“I can use this!” is a phrase that I find comical in the acting world and, as it would happen, I find is most often said ironically. Yet, it strikes me as a somewhat unconscious mantra in very real operation. On one hand, of course, every experience that we have ever had or will have is something that can be drawn from in the hands of an actor, skilled or unskilled. On the other, the sarcastic tone it’s said with seems to reveal another nature. One that in my own experience can have a very troubling consequence.
Actors spend a lot of time observing the lives of others and mostly their own. I won’t deny that there is a great value to this capacity, it can help us escape trappings of victimization and offer a productive lens in overcoming challenges. But, for a time in my life, this became the primary experience of my life. When I initially came to this realization I was deeply troubled.
“My life, my experiences, every event was happening at a distance, almost as though I was not really participating in it. In the midst of whatever I was experiencing I would already be in the process of analyzing it, dissecting it, applying it.”
As such, I noticed there was a split or numbness to full, present engagement with life mixed with momentary flashes of radical blood and bone attention. For the most part, however, I was somehow removed from my own existence. I was there but not really, not entirely. I felt but was never really feeling. And when you stop really feeling it becomes harder and scarier to do so. I retreated further and further into my mind to cope.
“I can use this” can lead to an objectified operative in one’s life. This is a much larger social and cultural issue beyond the actor which is much deeper and complex than I wish to venture into here. The actor simply illustrates these wider phenomena in a unique way — memories and experiences becoming a utility or function to pick up and put down to meet perceived demands of a role whereas, in the general public sphere, they are used to meet perceived challenges and threats from the outside world. That is to say, both are more or less an attempted means to control. And where there is the need to control, there also arises anxiety and fear.
When this becomes our dominant reality, our work takes on an air of superficiality, and more concerning, so do our lives
This was my experience. But the truth is that we don’t live life from the head up at a distance. Our entire body and environment are a part of our consciousness that is ever constantly sensing, feeling, and changing. We are experiencing life deeply and profoundly, and always presently — whether we realize it or not. We are living and experiencing our lives in every moment not out there but here, here, here…
If we can recognize this, even if we only glimpse this, it contains the power to transform.

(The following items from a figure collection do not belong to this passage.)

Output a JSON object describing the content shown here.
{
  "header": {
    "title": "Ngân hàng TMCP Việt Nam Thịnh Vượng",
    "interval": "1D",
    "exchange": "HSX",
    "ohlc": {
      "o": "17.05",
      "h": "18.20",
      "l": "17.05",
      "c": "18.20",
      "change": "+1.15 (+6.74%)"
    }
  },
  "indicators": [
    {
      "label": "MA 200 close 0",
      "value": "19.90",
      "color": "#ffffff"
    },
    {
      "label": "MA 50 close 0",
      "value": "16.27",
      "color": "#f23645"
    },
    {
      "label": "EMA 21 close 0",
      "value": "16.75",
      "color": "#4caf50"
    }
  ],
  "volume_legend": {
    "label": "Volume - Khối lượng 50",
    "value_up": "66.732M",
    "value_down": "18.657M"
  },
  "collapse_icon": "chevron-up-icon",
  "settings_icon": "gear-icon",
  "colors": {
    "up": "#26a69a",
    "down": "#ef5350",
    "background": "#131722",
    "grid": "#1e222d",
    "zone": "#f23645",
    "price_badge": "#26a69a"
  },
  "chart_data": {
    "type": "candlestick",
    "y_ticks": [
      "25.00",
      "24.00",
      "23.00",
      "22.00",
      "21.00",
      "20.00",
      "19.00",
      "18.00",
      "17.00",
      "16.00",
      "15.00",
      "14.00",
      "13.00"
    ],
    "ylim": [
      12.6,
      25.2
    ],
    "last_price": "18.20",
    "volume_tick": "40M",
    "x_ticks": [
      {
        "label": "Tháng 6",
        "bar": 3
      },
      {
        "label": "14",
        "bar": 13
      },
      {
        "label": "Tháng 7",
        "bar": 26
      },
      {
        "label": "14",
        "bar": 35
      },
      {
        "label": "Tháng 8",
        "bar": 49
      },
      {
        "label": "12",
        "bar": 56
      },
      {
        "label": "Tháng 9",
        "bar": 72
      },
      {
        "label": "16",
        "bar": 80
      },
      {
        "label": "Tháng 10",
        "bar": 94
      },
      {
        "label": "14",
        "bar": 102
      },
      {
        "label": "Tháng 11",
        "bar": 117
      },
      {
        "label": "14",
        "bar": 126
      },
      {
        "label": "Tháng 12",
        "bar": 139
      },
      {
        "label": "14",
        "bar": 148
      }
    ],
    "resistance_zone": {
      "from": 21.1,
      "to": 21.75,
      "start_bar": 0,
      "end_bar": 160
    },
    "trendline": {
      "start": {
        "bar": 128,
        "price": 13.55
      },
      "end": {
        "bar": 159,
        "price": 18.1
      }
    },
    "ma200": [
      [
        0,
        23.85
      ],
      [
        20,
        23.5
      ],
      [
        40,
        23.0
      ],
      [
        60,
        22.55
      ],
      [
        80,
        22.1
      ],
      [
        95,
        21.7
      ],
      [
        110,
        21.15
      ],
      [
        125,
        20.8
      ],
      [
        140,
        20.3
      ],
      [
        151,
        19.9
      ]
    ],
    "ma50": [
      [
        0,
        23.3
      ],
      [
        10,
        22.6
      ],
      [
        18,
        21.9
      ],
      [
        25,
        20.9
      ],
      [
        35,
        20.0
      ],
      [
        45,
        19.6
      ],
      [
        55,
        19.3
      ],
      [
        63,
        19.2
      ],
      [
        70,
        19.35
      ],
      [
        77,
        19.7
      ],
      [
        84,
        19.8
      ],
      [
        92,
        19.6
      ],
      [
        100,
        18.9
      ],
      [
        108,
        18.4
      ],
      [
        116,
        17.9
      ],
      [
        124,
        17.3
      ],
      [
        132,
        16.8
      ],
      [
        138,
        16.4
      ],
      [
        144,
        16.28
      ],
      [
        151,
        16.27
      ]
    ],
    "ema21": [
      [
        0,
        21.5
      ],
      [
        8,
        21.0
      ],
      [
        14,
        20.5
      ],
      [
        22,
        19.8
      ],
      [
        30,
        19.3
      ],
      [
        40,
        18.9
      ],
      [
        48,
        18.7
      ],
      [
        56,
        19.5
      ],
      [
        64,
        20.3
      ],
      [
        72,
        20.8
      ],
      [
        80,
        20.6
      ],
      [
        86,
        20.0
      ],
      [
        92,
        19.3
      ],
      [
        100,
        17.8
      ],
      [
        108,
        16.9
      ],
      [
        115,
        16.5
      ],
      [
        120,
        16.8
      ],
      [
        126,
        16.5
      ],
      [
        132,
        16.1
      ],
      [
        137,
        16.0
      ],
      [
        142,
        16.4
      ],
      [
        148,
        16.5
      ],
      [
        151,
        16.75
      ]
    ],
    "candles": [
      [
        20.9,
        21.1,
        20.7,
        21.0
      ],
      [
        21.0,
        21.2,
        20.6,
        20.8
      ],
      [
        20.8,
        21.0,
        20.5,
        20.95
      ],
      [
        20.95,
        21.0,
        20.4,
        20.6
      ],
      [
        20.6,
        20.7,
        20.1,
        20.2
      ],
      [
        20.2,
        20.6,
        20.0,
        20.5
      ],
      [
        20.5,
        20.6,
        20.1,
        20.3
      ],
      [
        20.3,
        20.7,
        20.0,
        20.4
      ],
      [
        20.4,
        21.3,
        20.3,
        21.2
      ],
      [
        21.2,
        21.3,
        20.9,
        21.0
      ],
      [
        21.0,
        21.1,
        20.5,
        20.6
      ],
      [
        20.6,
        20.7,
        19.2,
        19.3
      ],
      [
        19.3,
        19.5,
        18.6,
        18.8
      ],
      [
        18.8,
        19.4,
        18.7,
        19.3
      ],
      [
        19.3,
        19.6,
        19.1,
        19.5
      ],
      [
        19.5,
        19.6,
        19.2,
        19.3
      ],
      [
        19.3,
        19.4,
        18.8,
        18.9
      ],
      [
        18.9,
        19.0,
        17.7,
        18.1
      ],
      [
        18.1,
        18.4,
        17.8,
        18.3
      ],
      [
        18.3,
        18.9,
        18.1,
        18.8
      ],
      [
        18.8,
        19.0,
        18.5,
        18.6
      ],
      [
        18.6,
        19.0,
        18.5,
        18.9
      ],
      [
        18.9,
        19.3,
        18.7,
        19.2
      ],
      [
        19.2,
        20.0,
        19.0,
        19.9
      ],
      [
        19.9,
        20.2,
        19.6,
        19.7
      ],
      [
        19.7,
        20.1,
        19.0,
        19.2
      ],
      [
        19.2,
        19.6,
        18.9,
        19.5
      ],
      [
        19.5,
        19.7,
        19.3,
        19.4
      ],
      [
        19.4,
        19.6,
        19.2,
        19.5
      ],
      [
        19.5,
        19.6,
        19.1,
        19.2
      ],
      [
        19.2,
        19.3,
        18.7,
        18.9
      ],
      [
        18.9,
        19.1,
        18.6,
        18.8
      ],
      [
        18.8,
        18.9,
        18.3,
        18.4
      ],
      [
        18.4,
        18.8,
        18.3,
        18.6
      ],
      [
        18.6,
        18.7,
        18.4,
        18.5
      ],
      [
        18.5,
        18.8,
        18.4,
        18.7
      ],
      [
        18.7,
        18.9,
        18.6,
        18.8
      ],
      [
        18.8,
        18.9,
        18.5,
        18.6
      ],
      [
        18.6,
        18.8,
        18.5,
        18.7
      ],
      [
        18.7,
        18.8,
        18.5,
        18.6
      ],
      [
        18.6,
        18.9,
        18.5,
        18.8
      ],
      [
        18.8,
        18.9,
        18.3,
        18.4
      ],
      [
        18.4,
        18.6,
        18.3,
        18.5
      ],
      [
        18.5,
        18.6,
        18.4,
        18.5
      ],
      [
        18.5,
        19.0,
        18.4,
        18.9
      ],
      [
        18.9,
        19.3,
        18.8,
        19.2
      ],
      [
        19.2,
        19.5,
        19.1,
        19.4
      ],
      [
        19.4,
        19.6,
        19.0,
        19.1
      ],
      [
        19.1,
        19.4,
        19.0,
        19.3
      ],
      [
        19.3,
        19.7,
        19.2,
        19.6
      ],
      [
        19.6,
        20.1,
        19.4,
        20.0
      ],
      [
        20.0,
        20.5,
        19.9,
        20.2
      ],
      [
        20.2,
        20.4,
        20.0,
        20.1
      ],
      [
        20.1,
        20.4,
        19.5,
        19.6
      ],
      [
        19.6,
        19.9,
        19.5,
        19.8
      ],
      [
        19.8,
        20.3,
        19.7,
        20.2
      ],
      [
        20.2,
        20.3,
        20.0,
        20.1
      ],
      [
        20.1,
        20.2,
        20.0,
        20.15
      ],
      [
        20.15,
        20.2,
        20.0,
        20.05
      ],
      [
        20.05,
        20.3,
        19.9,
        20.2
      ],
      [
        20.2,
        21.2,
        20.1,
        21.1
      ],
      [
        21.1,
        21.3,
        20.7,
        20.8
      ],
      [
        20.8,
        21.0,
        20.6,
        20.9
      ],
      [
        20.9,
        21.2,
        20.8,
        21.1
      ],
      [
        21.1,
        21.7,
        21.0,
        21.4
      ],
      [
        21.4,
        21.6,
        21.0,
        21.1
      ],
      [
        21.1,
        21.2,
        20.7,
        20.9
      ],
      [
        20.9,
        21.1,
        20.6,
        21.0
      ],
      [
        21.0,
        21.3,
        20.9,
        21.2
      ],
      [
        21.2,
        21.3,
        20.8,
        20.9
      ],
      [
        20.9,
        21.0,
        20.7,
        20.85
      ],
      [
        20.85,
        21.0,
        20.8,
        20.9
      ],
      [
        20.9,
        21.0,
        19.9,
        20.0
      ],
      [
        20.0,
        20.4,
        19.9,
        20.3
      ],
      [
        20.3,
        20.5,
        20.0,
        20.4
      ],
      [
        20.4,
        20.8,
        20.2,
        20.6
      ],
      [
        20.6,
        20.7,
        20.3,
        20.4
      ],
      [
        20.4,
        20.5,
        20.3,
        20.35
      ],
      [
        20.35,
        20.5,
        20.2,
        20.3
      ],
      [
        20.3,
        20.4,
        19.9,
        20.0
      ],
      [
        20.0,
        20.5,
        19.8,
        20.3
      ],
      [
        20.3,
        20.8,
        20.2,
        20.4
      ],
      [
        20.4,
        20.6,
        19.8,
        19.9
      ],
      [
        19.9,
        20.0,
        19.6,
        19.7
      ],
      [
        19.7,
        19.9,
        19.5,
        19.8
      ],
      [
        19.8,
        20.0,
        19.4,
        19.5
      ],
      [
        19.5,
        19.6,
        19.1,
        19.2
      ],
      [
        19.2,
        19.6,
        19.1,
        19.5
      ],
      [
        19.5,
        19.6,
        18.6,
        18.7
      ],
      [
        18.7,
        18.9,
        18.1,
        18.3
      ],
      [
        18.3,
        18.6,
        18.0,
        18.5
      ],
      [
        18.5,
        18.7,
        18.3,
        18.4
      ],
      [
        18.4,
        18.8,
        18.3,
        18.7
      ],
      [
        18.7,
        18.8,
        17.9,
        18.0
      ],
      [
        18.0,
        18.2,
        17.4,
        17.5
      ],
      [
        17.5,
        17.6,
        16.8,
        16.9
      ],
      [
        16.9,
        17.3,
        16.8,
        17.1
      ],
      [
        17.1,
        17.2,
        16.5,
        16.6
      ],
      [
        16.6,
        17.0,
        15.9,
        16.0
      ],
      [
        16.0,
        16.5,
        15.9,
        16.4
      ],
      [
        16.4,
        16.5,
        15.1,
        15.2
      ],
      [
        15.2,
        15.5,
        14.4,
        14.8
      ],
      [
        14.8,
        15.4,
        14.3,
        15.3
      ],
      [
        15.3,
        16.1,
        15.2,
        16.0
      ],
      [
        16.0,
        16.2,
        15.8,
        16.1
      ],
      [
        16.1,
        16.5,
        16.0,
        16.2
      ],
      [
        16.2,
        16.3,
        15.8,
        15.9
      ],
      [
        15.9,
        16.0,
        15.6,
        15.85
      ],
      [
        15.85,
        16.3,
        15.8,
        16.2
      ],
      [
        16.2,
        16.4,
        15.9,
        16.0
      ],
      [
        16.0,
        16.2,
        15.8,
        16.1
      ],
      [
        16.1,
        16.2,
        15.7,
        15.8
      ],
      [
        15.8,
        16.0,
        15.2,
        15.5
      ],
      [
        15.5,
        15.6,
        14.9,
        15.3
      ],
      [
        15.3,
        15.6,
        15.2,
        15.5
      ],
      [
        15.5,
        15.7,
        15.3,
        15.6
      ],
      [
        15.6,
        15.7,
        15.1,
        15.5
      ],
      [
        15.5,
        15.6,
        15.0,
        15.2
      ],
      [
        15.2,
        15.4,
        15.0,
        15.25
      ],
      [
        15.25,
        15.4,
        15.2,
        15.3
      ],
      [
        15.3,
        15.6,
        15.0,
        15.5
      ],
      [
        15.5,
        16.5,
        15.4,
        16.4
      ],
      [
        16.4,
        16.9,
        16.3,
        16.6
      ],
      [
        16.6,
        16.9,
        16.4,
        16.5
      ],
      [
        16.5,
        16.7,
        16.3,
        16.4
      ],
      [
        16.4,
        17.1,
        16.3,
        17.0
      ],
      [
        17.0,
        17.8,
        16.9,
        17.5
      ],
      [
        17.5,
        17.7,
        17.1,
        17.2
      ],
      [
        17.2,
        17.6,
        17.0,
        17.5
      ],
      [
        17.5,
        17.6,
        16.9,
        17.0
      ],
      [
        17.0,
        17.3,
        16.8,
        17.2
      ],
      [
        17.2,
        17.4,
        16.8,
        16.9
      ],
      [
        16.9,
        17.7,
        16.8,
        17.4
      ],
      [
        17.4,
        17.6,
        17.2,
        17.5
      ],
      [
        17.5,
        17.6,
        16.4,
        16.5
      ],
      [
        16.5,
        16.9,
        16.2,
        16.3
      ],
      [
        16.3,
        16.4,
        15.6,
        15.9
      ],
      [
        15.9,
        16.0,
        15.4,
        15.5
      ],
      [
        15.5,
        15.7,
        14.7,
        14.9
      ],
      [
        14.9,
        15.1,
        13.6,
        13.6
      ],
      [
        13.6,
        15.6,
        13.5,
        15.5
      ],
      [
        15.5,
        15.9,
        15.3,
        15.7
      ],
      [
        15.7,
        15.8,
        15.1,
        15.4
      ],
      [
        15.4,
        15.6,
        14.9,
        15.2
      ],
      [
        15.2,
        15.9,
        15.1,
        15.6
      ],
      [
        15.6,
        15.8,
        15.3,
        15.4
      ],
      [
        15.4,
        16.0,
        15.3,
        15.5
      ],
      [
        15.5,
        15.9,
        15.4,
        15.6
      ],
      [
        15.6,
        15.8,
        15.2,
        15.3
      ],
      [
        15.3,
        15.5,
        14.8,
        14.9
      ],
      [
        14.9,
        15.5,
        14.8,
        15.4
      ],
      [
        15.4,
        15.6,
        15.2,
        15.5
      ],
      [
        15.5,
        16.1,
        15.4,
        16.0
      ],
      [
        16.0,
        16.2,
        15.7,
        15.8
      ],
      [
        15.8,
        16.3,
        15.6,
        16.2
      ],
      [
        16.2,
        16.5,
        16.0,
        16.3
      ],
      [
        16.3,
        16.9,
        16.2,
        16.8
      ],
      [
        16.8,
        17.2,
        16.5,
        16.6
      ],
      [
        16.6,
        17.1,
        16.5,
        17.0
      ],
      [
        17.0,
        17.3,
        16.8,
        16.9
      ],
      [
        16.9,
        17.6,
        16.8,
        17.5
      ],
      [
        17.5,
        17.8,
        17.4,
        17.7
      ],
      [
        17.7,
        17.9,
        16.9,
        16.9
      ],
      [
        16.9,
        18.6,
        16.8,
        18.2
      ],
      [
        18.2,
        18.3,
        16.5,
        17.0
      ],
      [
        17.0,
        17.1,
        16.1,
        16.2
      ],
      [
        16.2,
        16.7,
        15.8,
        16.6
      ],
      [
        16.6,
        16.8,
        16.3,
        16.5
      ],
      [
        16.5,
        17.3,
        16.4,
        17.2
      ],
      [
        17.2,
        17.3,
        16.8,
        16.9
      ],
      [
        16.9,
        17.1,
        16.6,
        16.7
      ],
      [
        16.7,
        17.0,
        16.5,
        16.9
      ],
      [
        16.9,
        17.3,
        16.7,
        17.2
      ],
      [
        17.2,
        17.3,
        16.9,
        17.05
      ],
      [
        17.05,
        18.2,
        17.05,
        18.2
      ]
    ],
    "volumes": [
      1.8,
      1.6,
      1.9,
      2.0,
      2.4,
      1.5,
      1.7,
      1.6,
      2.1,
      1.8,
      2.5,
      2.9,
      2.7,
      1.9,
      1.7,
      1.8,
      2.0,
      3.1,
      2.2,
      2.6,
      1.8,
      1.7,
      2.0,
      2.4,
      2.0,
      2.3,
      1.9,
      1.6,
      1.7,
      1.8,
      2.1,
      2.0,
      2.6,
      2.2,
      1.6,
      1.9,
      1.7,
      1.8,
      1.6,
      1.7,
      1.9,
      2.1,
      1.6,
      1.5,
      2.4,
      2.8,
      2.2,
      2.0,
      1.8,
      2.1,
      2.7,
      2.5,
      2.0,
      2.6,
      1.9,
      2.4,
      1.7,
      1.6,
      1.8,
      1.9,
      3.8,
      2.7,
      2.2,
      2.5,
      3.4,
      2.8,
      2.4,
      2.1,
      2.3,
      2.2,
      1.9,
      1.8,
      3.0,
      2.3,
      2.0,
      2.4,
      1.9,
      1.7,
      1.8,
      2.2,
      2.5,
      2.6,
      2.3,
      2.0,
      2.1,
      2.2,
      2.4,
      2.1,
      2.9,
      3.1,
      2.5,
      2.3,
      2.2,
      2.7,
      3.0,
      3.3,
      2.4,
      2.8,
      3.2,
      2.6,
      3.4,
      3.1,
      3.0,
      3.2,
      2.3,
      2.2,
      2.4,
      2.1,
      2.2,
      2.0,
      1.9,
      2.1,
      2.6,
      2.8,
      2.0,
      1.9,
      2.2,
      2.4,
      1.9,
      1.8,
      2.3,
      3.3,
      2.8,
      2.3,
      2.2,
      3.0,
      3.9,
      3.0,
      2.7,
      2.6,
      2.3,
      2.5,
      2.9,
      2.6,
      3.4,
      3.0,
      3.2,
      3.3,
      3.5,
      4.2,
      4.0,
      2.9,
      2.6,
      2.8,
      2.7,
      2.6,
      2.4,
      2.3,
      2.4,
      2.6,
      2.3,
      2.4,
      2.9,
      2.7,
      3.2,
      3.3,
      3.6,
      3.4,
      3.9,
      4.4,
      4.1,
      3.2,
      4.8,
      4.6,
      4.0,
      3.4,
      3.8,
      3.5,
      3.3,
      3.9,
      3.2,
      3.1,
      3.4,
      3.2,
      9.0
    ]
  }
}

For unless we have the capacity to be fully with our true and immediate experience, our ability to reflect on these experiences will always and unavoidably be incomplete.
Evan C. Schulte
I encourage actors to engage in some kind of regular mindfulness practice, whether that be meditation, journaling, regular walks alone, or therapy. Below I have included a simple exercise that you can do almost anywhere.
What is it like?
Take a walk, anywhere will do, but if you can get into nature it is preferable, taking moments to stop as well. As you’re walking or still, ask yourself: What is it like to see…? What is it like to hear…? What is it like to smell…? What is it like to touch….? Give each question a few minutes to explore. Keep in the back of your mind the awareness that you are this sensing body in constant engagement.